My heart beating like a drum, I was there the next day, seated at the table nearest theirs, devouring my daughter with my eyes. She was so beautiful—porcelain skin, violet eyes, and a pompadour of jet-black curls crowned by a hat piled high with purple and lavender roses, dressed in a lavender linen suit, with amethysts at her throat and a silver fox stole swaddling her slender shoulders. It reminded me of the grand birthday party I’d given her, the mammoth rose-covered cake, and the fairy princess costume she’d worn. Some things at least never change—Gladys apparently still adored purple.
But her conversation! It was Dr. this and Dr. that! Twice she even pulled a pretty porcelain-lidded pillbox out of her purse and popped a couple of pills into her mouth! She told her friends she was going visiting in Saratoga for two weeks because Dr. Glass recommended rest and Dr. Hartley recommended exercise and she didn’t like to disappoint either of
them on account of they were both so handsome and, with luck, one of them might be her husband someday. She could think of nothing more exciting than being married to a doctor, all the prescriptions he could write for his loving little wife free and gratis, and just think of his hands caressing her in passion and discovering a hitherto-undiagnosed ailment, which reminded her, she had quite made up her mind to let either Dr.
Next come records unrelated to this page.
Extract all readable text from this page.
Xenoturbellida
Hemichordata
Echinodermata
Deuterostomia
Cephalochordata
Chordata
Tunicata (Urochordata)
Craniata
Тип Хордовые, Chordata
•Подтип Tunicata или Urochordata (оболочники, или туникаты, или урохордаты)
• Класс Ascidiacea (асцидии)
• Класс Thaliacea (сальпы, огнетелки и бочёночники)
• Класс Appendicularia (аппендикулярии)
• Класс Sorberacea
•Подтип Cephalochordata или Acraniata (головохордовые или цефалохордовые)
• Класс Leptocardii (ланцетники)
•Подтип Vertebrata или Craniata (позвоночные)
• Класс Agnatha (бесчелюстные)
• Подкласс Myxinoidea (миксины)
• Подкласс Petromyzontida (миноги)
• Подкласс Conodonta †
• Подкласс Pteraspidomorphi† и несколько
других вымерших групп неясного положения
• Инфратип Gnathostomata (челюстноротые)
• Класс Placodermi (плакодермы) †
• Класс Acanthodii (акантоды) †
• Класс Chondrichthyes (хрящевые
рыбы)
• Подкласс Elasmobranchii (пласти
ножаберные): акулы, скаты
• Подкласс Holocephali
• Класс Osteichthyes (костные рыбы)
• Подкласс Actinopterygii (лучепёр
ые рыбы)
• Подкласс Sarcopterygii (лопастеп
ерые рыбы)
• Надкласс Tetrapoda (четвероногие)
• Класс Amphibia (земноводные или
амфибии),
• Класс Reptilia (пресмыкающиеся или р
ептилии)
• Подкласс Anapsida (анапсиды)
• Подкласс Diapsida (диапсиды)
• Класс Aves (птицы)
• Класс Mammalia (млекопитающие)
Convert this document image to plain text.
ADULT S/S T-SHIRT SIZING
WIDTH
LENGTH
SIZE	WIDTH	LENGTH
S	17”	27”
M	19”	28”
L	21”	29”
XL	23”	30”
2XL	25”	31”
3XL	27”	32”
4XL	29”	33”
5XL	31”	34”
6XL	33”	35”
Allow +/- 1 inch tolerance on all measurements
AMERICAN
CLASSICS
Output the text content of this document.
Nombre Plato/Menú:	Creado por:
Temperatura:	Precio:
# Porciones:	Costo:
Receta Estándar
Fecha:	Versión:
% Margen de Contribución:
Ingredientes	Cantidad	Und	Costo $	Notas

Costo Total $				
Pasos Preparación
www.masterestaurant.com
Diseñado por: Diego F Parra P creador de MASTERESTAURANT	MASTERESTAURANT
Bramford or Dr. Ashe, she wasn’t quite sure which, remove her appendix when she returned from Saratoga. All that horseback riding she planned on doing was surely bound to agitate it; why, she might even have to go straight to the hospital the moment she got home for an emergency appendectomy! The way her violet eyes lit up you would have thought the girl had been invited to open a royal ball by dancing with a prince! But she was bound and determined to have Dr. Tafford, and no other, take her tonsils out! Then she was on about another doctor; she was seeing him twice and sometimes thrice a week for her “poor shattered nerves,” for specialized treatment involving intimate paroxysm inducing stimulation with some sort of vibratory device that didn’t sound at all like proper medical treatment to me.